- Born: 19 July 1955 (age 71) New York
- Occupations: Singer; Actress;
- Musical career
- Genres: Pop; Disco; Funk; Pop rock;

= Rhonda Heath =

Rhonda Heath (born 19 July 1955) is an American-German singer and actress, notable for being a member of the Silver Convention and La Mama. Heath went on to launch a successful solo career in Germany and also starred in many German TV shows.

==Life and career==
Rhonda Heath began playing the piano at the age of five. She later studied music education at Adrian College in Michigan. Heath also went on to take acting lessons.

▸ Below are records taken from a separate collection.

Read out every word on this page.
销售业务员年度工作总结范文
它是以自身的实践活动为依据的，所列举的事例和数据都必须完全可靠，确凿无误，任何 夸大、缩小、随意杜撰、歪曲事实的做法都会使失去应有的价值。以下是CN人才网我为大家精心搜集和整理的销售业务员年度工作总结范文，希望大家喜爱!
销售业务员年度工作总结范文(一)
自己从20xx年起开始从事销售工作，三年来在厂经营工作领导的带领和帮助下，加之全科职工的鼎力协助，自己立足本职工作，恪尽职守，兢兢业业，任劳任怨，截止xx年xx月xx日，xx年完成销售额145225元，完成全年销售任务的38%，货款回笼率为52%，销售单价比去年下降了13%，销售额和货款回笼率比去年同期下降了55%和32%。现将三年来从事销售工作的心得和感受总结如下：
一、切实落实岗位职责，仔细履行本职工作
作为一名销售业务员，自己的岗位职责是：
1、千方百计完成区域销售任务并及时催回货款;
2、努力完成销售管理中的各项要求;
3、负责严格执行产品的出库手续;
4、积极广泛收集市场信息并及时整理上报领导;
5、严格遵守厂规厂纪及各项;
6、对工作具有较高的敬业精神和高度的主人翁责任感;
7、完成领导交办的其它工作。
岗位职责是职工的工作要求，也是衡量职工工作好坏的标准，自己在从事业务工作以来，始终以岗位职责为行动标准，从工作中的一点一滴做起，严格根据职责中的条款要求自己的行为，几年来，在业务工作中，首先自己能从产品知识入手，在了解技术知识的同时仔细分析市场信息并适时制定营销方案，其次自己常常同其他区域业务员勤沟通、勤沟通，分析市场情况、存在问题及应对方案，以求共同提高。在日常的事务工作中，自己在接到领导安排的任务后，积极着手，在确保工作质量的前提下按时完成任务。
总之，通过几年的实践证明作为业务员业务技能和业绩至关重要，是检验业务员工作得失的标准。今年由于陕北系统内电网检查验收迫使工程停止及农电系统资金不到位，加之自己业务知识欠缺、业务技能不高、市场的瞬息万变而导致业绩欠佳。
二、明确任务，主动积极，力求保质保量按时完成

During an appearance in a New York music club in the summer of 1976, she was discovered by Sylvester Levay and Michael Kunze, who were looking for someone to replace Linda G. Thompson in their successful disco group — Silver Convention. Heath was hired and traveled to Munich, West Germany later that summer to record the Madhouse album. The following year in 1977, Heath and the two other members of the group represented Germany with the song "Telegram" at the Eurovision Song Contest in London. She would go on to record two other albums with the group — Summernights and Love in a Sleeper — before they split in 1979.

After the breakup in 1979, Heath released her first solo single with Kunze's Karma music label. In 1981, she won third place with her song "Forever and More" at the Seoul Song Festival in South Korea. By 1983, she had released more singles and two albums. In 1985 she replaced Judy Cheeks in the trio, La Mama. The trio broke up later that same year. Heath has also worked as a guest and studio singer for many other well-known artists, such as La Bionda and Boney M. Later, she took part again in the Eurovision Song Contest in 1985 with Gary Lux, and 1994 with Mekado as a backing singer.

Heath also pursued her acting career, as she starred in many ARD shows, such as Pfarrerin Lenau

She married a German citizen in 1990 and continues to live in Munich today.